Looks pretty opaque to me and I did not have some good intuition where this methods comes from and why it should work. Here’s a way I can remember (and which is copied from “Preconditioned Douglas-Rachford Splitting Methods for Convex-Concave Saddle-Point Problems” by Hongpeng Sun and Kristian Bredies):

Substituting {w = Ax} gives the optimality system

\displaystyle 0 \in w + Bx,\qquad 0 \in -x + A^{-1} w

or, written differently

\displaystyle 0 \in \begin{bmatrix} B & I\\ -I & A^{-1} \end{bmatrix} \begin{bmatrix} x\\w \end{bmatrix}.

This is again a monotone inclusion, but now on {X\times X}. We introduce the positive definite operator

\displaystyle M = \begin{bmatrix} I & -I\\ -I & I \end{bmatrix}

and perform the iteration

\displaystyle (M + \begin{bmatrix} B & I\\ -I & A^{-1} \end{bmatrix}) \begin{bmatrix} x^{k+1}\\w^{k+1} \end{bmatrix} \ni M \begin{bmatrix} x^k\\w^k \end{bmatrix}.

(This is basically the same as applying the proximal point method to the preconditioned inclusion

\displaystyle 0\in M^{-1} \begin{bmatrix} B & I\\ -I & A^{-1} \end{bmatrix} \begin{bmatrix} x\\w \end{bmatrix}.)
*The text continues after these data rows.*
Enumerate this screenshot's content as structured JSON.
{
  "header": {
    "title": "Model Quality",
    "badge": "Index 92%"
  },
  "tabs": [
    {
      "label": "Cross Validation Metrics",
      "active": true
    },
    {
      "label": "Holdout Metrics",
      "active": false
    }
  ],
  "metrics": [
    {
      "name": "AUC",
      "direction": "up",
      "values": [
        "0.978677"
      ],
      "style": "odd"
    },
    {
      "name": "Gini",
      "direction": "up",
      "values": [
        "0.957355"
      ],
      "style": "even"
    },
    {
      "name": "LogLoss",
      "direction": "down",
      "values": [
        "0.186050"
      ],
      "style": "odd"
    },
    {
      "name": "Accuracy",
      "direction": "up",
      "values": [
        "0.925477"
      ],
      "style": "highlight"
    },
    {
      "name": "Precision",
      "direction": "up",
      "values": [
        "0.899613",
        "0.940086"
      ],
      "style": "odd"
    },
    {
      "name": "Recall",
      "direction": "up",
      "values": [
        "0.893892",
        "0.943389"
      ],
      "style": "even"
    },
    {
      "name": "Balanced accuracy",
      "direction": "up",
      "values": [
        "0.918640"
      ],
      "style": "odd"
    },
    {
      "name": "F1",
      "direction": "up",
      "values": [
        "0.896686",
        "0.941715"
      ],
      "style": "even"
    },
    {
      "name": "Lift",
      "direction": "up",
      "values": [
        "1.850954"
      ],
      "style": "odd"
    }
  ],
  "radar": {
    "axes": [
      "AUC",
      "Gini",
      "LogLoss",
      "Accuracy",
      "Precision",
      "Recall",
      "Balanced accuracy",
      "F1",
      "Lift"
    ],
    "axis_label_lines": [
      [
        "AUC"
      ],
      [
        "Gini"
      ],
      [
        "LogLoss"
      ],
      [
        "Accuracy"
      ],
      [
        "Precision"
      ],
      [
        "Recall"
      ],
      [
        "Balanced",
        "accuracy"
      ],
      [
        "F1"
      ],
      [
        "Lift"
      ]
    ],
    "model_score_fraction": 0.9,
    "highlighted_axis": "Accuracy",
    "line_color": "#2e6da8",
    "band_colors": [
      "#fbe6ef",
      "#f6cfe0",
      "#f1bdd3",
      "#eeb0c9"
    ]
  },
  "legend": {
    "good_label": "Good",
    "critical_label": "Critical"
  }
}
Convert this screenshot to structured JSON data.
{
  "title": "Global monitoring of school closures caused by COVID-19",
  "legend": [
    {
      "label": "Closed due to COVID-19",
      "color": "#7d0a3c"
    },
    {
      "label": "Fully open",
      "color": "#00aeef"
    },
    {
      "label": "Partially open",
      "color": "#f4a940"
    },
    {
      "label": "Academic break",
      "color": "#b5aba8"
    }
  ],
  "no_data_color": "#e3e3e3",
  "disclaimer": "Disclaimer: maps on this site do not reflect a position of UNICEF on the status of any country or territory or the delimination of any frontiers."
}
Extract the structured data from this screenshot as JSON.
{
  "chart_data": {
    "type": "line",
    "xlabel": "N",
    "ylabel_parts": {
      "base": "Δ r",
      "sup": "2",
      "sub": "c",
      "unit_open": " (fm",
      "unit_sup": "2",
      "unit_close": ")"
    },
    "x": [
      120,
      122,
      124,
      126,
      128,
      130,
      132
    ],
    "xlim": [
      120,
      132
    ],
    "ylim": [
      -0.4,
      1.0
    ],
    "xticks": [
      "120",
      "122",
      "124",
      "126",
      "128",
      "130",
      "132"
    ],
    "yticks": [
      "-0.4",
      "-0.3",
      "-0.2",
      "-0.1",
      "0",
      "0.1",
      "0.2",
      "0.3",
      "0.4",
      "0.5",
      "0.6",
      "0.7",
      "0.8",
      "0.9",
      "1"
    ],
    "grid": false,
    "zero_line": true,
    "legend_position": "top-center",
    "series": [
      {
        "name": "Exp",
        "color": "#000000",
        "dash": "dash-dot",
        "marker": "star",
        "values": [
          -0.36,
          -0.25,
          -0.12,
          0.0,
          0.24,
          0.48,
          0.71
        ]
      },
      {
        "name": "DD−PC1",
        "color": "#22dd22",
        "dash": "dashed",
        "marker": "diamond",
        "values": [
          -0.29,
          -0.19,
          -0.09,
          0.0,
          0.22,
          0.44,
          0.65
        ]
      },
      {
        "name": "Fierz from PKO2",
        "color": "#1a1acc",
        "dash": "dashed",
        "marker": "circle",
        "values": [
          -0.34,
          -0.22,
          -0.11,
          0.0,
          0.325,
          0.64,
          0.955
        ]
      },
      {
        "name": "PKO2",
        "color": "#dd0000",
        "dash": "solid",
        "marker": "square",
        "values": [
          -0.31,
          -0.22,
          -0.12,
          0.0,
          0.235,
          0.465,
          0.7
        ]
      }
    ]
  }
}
Writing out the iteration gives

\displaystyle \begin{array}{rcl} x^{k+1} & = &(I + B)^{-1}(x^k - w^k)\\ w^{k+1} & = &(I + A^{-1})^{-1}(w^k + 2x^{k+1} - x^k). \end{array}

Now, applying the Moreau identity for monotone operators ({(I + A)^{-1} + (I+A^{-1})^{-1} = I}), gives

\displaystyle \begin{array}{rcl} x^{k+1} & = &(I + B)^{-1}(x^k - w^k)\\ w^{k+1} & = &w^k + 2x^{k+1} - x^k - (I + A)^{-1}(w^k + 2x^{k+1} - x^k) \end{array}

substituting {v^k = x^k - w^k} finally gives Douglas-Rachford:

\displaystyle \begin{array}{rcl} x^{k+1} & = &(I + B)^{-1}(v^k)\\ v^{k+1} & = & -x^{k+1} + v^k + (I + A)^{-1}(2x^{k+1} - v^k) \end{array}

(besides the stepsize {\lambda} which we would get by starting with the equivalent inclusion {0 \in \lambda(A+B)x} in the first place).

Probably the shortest derivation of Douglas-Rachford I have seen. Oh, and also the (weak) convergence proof comes for free: It’s a proximal point iteration and you just use the result by Rockafellar from “Monotone operators and the proximal point algorithm”, SIAM J. Control and Optimization 14(5), 1976.